"Il nous faut revendiquer la plus haute exigence artistique et culturelle pour le plus grand nombre"
(Antoine Vitez)
Le présent document ne constitue ni une introduction, ni un résumé de la question en débat. Il pose seulement un certain nombre de repères pour organiser la discussion. Discussion que l'on espère aussi peu théorique que possible, mais illustrée d'exemples concrets.
Panorama : CPC contre CPT ?
Dans ses vœux en janvier 2010, Frédéric Mitterrand, ministre chargé de la culture, annonçait "…après l’idéal de la « culture pour tous » – qui n’a parfois eu pour réalité que celle de la « culture pour quelques-uns » – je souhaite porter plus loin cette exigence en allant vers ce que j’appelle la « culture pour chacun », c’est-à-dire pour chacun dans sa particularité et sa différence, quels que soient ses origines sociales, son héritage culturel et son lieu de résidence…"1
En septembre de la même année, le cabinet du ministre produisit un petit texte d'une douzaine de pages, "Culture pour chacun, Programme d'actions et perspectives"2. Il reprenait, sorti de son contexte, un extrait d'un discours d'un illustre prédécesseur, André Malraux, qui opposait en octobre 1966 : "Il y a deux façons de concevoir la culture : l'une, en gros, que j'appellerai « soviétique », l'autre « démocratique », mais je ne tiens pas du tout à ces mots. Ce qui est clair, c'est qu'il y a la culture pour tous et qu'il y a la culture pour chacun."3. Ce débat n'est pas nouveau : sous cette forme ou une autre il a traversé le temps depuis le rapport sur l'instruction publique présenté par Condorcet à la Convention en avril 17924.
Il n'empêche que cette brutale déclaration, sous-entendant une inflexion de la politique officielle, a suscité beaucoup de trouble dans les milieux liés à l'action culturelle.
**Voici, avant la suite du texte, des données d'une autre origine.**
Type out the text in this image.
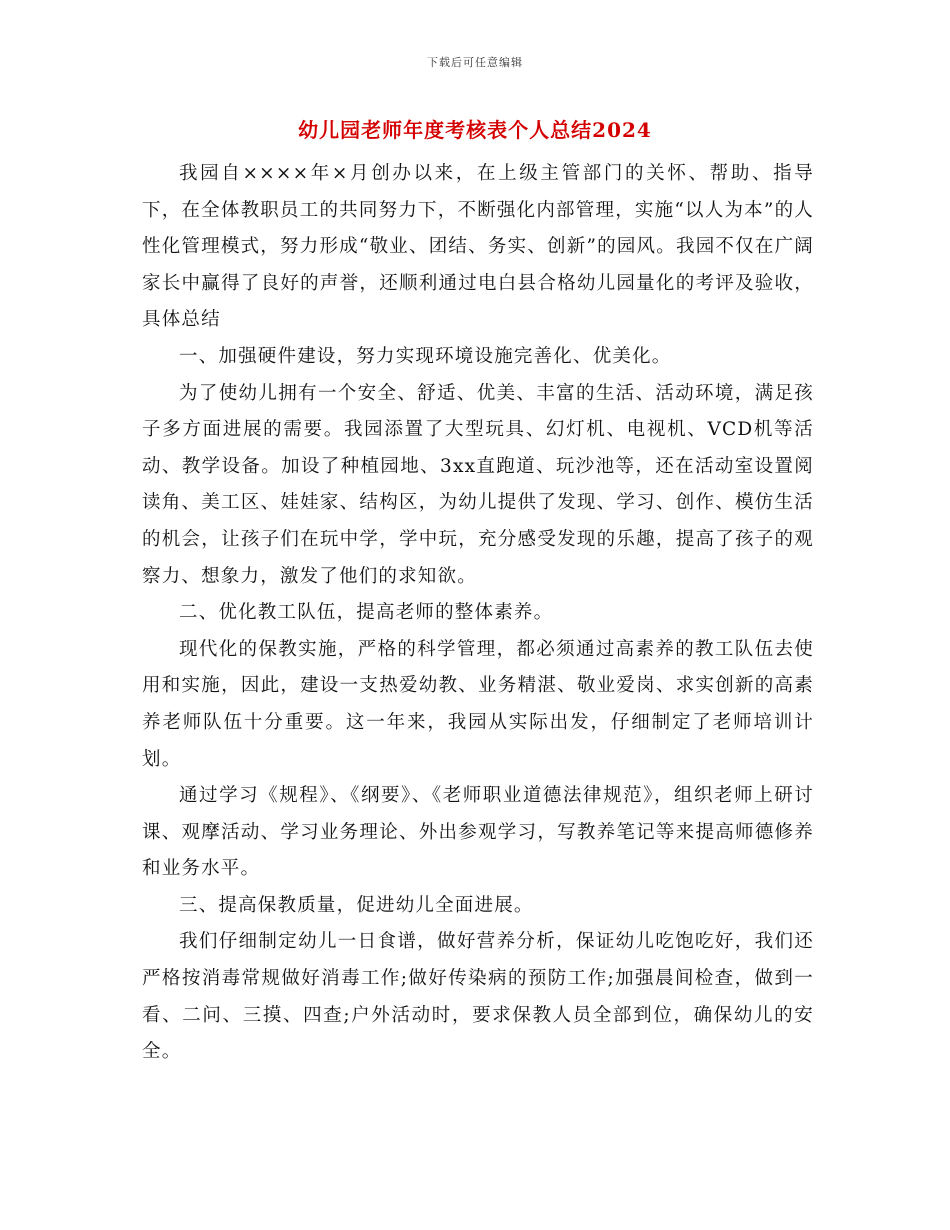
下载后可任意编辑
幼儿园老师年度考核表个人总结2024

我园自××××年×月创办以来，在上级主管部门的关怀、帮助、指导下，在全体教职员工的共同努力下，不断强化内部管理，实施“以人为本”的人性化管理模式，努力形成“敬业、团结、务实、创新”的园风。我园不仅在广阔家长中赢得了良好的声誉，还顺利通过电白县合格幼儿园量化的考评及验收，具体总结

一、加强硬件建设，努力实现环境设施完善化、优美化。

为了使幼儿拥有一个安全、舒适、优美、丰富的生活、活动环境，满足孩子多方面进展的需要。我园添置了大型玩具、幻灯机、电视机、VCD机等活动、教学设备。加设了种植园地、3xx直跑道、玩沙池等，还在活动室设置阅读角、美工区、娃娃家、结构区，为幼儿提供了发现、学习、创作、模仿生活的机会，让孩子们在玩中学，学中玩，充分感受发现的乐趣，提高了孩子的观察力、想象力，激发了他们的求知欲。

二、优化教工队伍，提高老师的整体素养。

现代化的保教实施，严格的科学管理，都必须通过高素养的教工队伍去使用和实施，因此，建设一支热爱幼教、业务精湛、敬业爱岗、求实创新的高素养老师队伍十分重要。这一年来，我园从实际出发，仔细制定了老师培训计划。

通过学习《规程》、《纲要》、《老师职业道德法律规范》，组织老师上研讨课、观摩活动、学习业务理论、外出参观学习，写教养笔记等来提高师德修养和业务水平。

三、提高保教质量，促进幼儿全面进展。

我们仔细制定幼儿一日食谱，做好营养分析，保证幼儿吃饱吃好，我们还严格按消毒常规做好消毒工作;做好传染病的预防工作;加强晨间检查，做到一看、二问、三摸、四查;户外活动时，要求保教人员全部到位，确保幼儿的安全。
CPC contre CPT ? Paradoxe de la critique, la CPT était donnée pour responsable de l'échec de la démocratisation culturelle en raison de l'élitisme qu'elle induisait, en excluant de nombreuses catégories de la population, les jeunes notamment, de l'accès à la culture.
Alors soviétisants ou élitistes, les professionnels du milieu culturel ? Soviétisants ou élitistes les nombreux autres acteurs bénévoles, comme l'auteur de ces lignes qui a consacré une large part de son activité non professionnelle à l'action culturelle, dans le cadre associatif puis communal ? Avec pourtant comme règle de conduite, celle d'une "culture élitaire pour tous" à l'instar de ce qu'Antoine Vitez voulait pour le théâtre.
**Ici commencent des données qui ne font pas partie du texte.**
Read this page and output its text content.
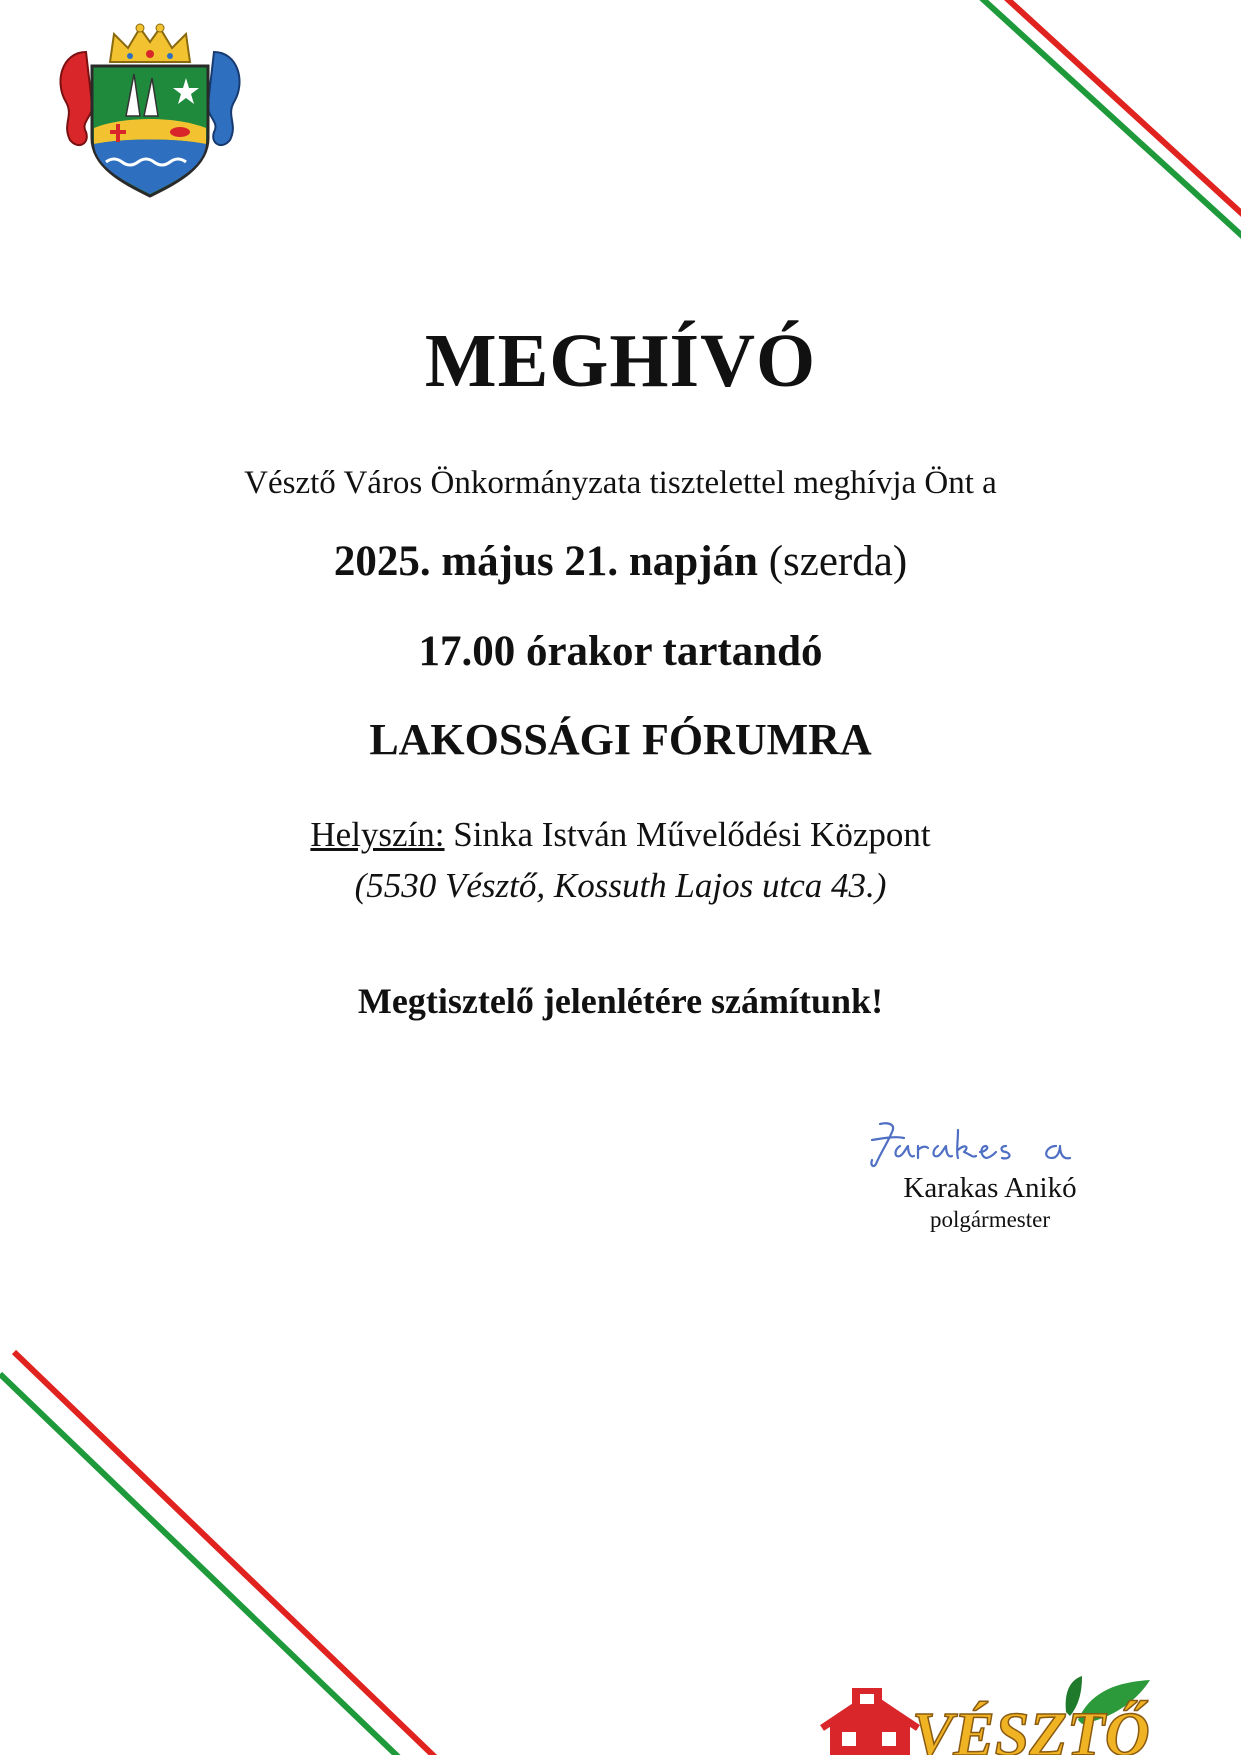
MEGHÍVÓ
Vésztő Város Önkormányzata tisztelettel meghívja Önt a
2025. május 21. napján (szerda)
17.00 órakor tartandó
LAKOSSÁGI FÓRUMRA
Helyszín: Sinka István Művelődési Központ
(5530 Vésztő, Kossuth Lajos utca 43.)
Megtisztelő jelenlétére számítunk!
Karakas Anikó
polgármester
VÉSZTŐ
Pour la discussion de ce jour, il faut limiter le débat sur un tel sujet qui risque de nous entraîner bien loin, tant la question de la culture est protéiforme. On évacuera donc la (ou plutôt les innombrables) définition(s) de ce qu'est la culture, la mesure de l'étendue de son champ (toute activité humaine est culturelle selon Michel de Certeau, "La culture au pluriel", 1974), la classique opposition dualiste nature-culture qui, nous dit Philippe Descola, n'est pas universellement reconnue, car liée à l'ontologie naturaliste de la société occidentale (par opposition aux trois autres ontologies analogiste, animiste et totémiste : "Par delà nature et culture", 2005), etc.
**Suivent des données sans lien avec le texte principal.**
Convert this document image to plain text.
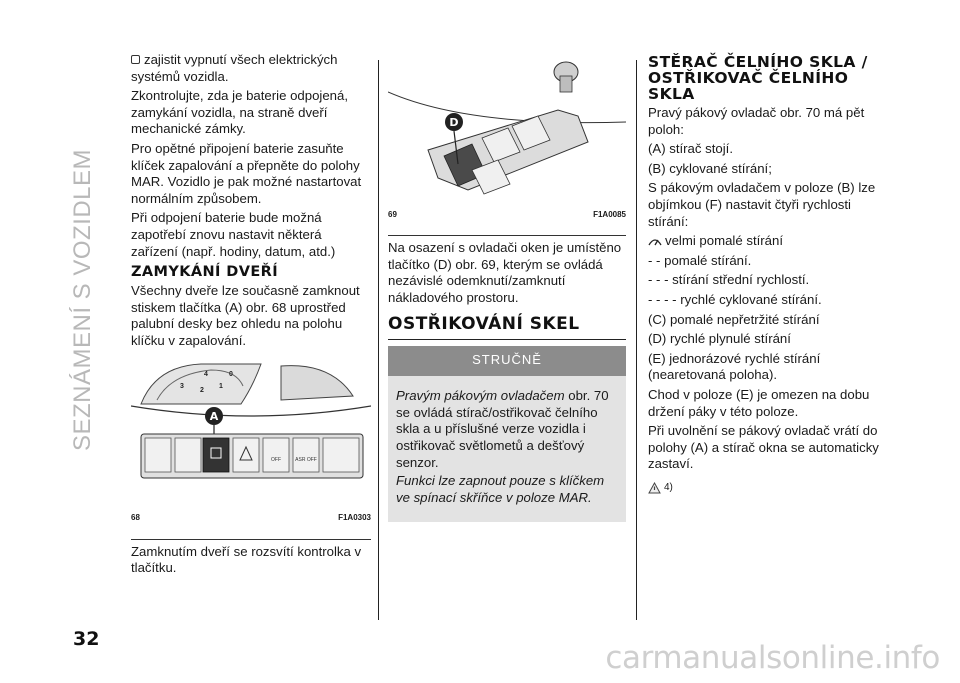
SEZNÁMENÍ S VOZIDLEM

zajistit vypnutí všech elektrických systémů vozidla.

Zkontrolujte, zda je baterie odpojená, zamykání vozidla, na straně dveří mechanické zámky.

Pro opětné připojení baterie zasuňte klíček zapalování a přepněte do polohy MAR. Vozidlo je pak možné nastartovat normálním způsobem.

Při odpojení baterie bude možná zapotřebí znovu nastavit některá zařízení (např. hodiny, datum, atd.)

ZAMYKÁNÍ DVEŘÍ

Všechny dveře lze současně zamknout stiskem tlačítka (A) obr. 68 uprostřed palubní desky bez ohledu na polohu klíčku v zapalování.

4
3
2
1
0
A
OFF	ASR OFF
68	F1A0303

Zamknutím dveří se rozsvítí kontrolka v tlačítku.

D
69	F1A0085

Na osazení s ovladači oken je umístěno tlačítko (D) obr. 69, kterým se ovládá nezávislé odemknutí/zamknutí nákladového prostoru.

OSTŘIKOVÁNÍ SKEL
STRUČNĚ

Pravým pákovým ovladačem obr. 70 se ovládá stírač/ostřikovač čelního skla a u příslušné verze vozidla i ostřikovač světlometů a dešťový senzor.

Funkci lze zapnout pouze s klíčkem ve spínací skříňce v poloze MAR.

STĚRAČ ČELNÍHO SKLA / OSTŘIKOVAČ ČELNÍHO SKLA

Pravý pákový ovladač obr. 70 má pět poloh:

(A) stírač stojí.

(B) cyklované stírání;

S pákovým ovladačem v poloze (B) lze objímkou (F) nastavit čtyři rychlosti stírání:

velmi pomalé stírání

- - pomalé stírání.

- - - stírání střední rychlostí.

- - - - rychlé cyklované stírání.

(C) pomalé nepřetržité stírání

(D) rychlé plynulé stírání

(E) jednorázové rychlé stírání (nearetovaná poloha).

Chod v poloze (E) je omezen na dobu držení páky v této poloze.

Při uvolnění se pákový ovladač vrátí do polohy (A) a stírač okna se automaticky zastaví.

4)
32
carmanualsonline.info
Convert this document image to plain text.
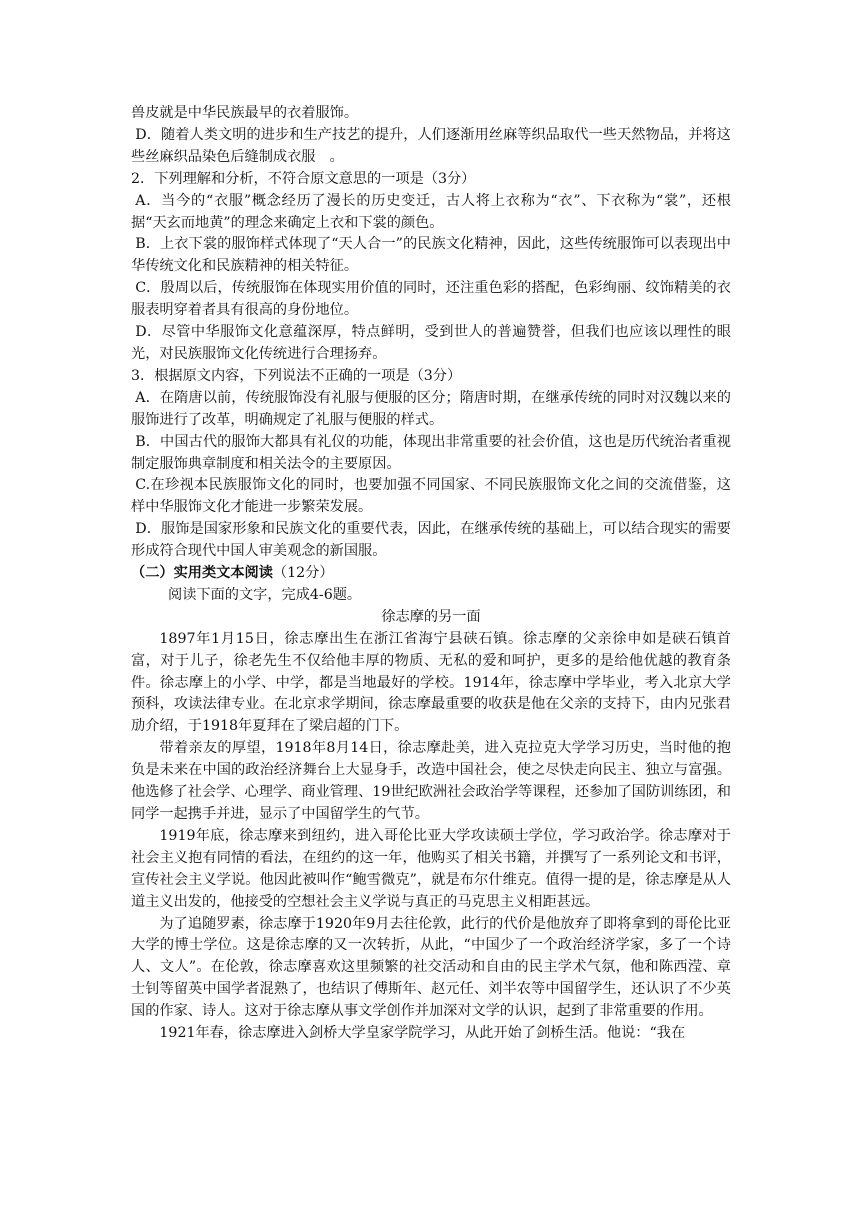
兽皮就是中华民族最早的衣着服饰。

D．随着人类文明的进步和生产技艺的提升，人们逐渐用丝麻等织品取代一些天然物品，并将这些丝麻织品染色后缝制成衣服　。

2．下列理解和分析，不符合原文意思的一项是（3分）

A．当今的“衣服”概念经历了漫长的历史变迁，古人将上衣称为“衣”、下衣称为“裳”，还根据“天玄而地黄”的理念来确定上衣和下裳的颜色。

B．上衣下裳的服饰样式体现了“天人合一”的民族文化精神，因此，这些传统服饰可以表现出中华传统文化和民族精神的相关特征。

C．殷周以后，传统服饰在体现实用价值的同时，还注重色彩的搭配，色彩绚丽、纹饰精美的衣服表明穿着者具有很高的身份地位。

D．尽管中华服饰文化意蕴深厚，特点鲜明，受到世人的普遍赞誉，但我们也应该以理性的眼光，对民族服饰文化传统进行合理扬弃。

3．根据原文内容，下列说法不正确的一项是（3分）

A．在隋唐以前，传统服饰没有礼服与便服的区分；隋唐时期，在继承传统的同时对汉魏以来的服饰进行了改革，明确规定了礼服与便服的样式。

B．中国古代的服饰大都具有礼仪的功能，体现出非常重要的社会价值，这也是历代统治者重视制定服饰典章制度和相关法令的主要原因。

C.在珍视本民族服饰文化的同时，也要加强不同国家、不同民族服饰文化之间的交流借鉴，这样中华服饰文化才能进一步繁荣发展。

D．服饰是国家形象和民族文化的重要代表，因此，在继承传统的基础上，可以结合现实的需要形成符合现代中国人审美观念的新国服。

（二）实用类文本阅读（12分）

阅读下面的文字，完成4-6题。

徐志摩的另一面

1897年1月15日，徐志摩出生在浙江省海宁县硖石镇。徐志摩的父亲徐申如是硖石镇首富，对于儿子，徐老先生不仅给他丰厚的物质、无私的爱和呵护，更多的是给他优越的教育条件。徐志摩上的小学、中学，都是当地最好的学校。1914年，徐志摩中学毕业，考入北京大学预科，攻读法律专业。在北京求学期间，徐志摩最重要的收获是他在父亲的支持下，由内兄张君劢介绍，于1918年夏拜在了梁启超的门下。

带着亲友的厚望，1918年8月14日，徐志摩赴美，进入克拉克大学学习历史，当时他的抱负是未来在中国的政治经济舞台上大显身手，改造中国社会，使之尽快走向民主、独立与富强。他选修了社会学、心理学、商业管理、19世纪欧洲社会政治学等课程，还参加了国防训练团，和同学一起携手并进，显示了中国留学生的气节。

1919年底，徐志摩来到纽约，进入哥伦比亚大学攻读硕士学位，学习政治学。徐志摩对于社会主义抱有同情的看法，在纽约的这一年，他购买了相关书籍，并撰写了一系列论文和书评，宣传社会主义学说。他因此被叫作“鲍雪微克”，就是布尔什维克。值得一提的是，徐志摩是从人道主义出发的，他接受的空想社会主义学说与真正的马克思主义相距甚远。

为了追随罗素，徐志摩于1920年9月去往伦敦，此行的代价是他放弃了即将拿到的哥伦比亚大学的博士学位。这是徐志摩的又一次转折，从此，“中国少了一个政治经济学家，多了一个诗人、文人”。在伦敦，徐志摩喜欢这里频繁的社交活动和自由的民主学术气氛，他和陈西滢、章士钊等留英中国学者混熟了，也结识了傅斯年、赵元任、刘半农等中国留学生，还认识了不少英国的作家、诗人。这对于徐志摩从事文学创作并加深对文学的认识，起到了非常重要的作用。

1921年春，徐志摩进入剑桥大学皇家学院学习，从此开始了剑桥生活。他说：“我在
Tout autant éviterons-nous de nous livrer à une description historique du balancement entre le "tous" et le "chacun", que l'on trouve déjà dans le fameux texte de Condorcet. De même sera occultée l'analyse sémantique – pourtant non dénuée d'intérêt – du contenu commun et différentié de ces deux termes. Enfin on ne n'évoquera pas les incidences de cette fameuse "exception culturelle".
Ce qui importe ce sont les enjeux, sociaux et politiques, sous-jacents à ces concepts. Aussi est-il proposé de nous interroger sur ce qu'implique l'accent mis sur l'un ou l'autre de ces qualificatifs tels que nous les percevons au premier degré. Cela fait apparaître en filigrane d'autres questions – non entièrement superposables – comme celles de l'élitisme et de la culture de masse, voire de l'incompatibilité entre les exigences d'égalité et de liberté.
Vous avez dit élite ?
Pour Pareto, l'un des pères – avec Walras – de l'économétrie, mais aussi sociologue, font partie de l'élite "ceux qui ont les indices les plus élevés dans la branche où ils déploient leur activité" ("Traité de sociologie générale", 1919). Toutes les activités humaines ne sont pas susceptibles de telle quantification : on peut sans doute désigner une élite sportive, une élite du "top 50", une élite des étudiants, voire des chefs d'entreprise si on les jauge à l'aune de leurs rémunérations. Ce qui est plus que contestable. Plus généralement la notion d'élite est liée à la possession d'une certaine compétence (ou excellence) dans un domaine déterminé. On peut être plombier d'élite, tireur d'élite, pourquoi pas pickpocket d'élite, etc. et avoir peu de compétences dans d'autres domaines. En fait, dans le langage courant, l'élite fait référence à la petite minorité des décideurs qui ont un pouvoir significatif dans la vie politique, économique et aussi culturelle d'une nation. Une culture élitaire serait donc celle qui émane de cette élite et qui lui permet de se reproduire. Vouloir ouvrir cette culture à l'ensemble de la société pour permettre à tous (ou à chacun) d'accéder à ce statut, c'est d'une part tenter de lutter contre les déterminismes sociaux générateurs d'inégalité, c'est d'autre part œuvrer contre le gaspillage des ressources humaines, tant il est vrai que les qualités, comme le bon sens, sont uniformément réparties dans toutes les classes sociales.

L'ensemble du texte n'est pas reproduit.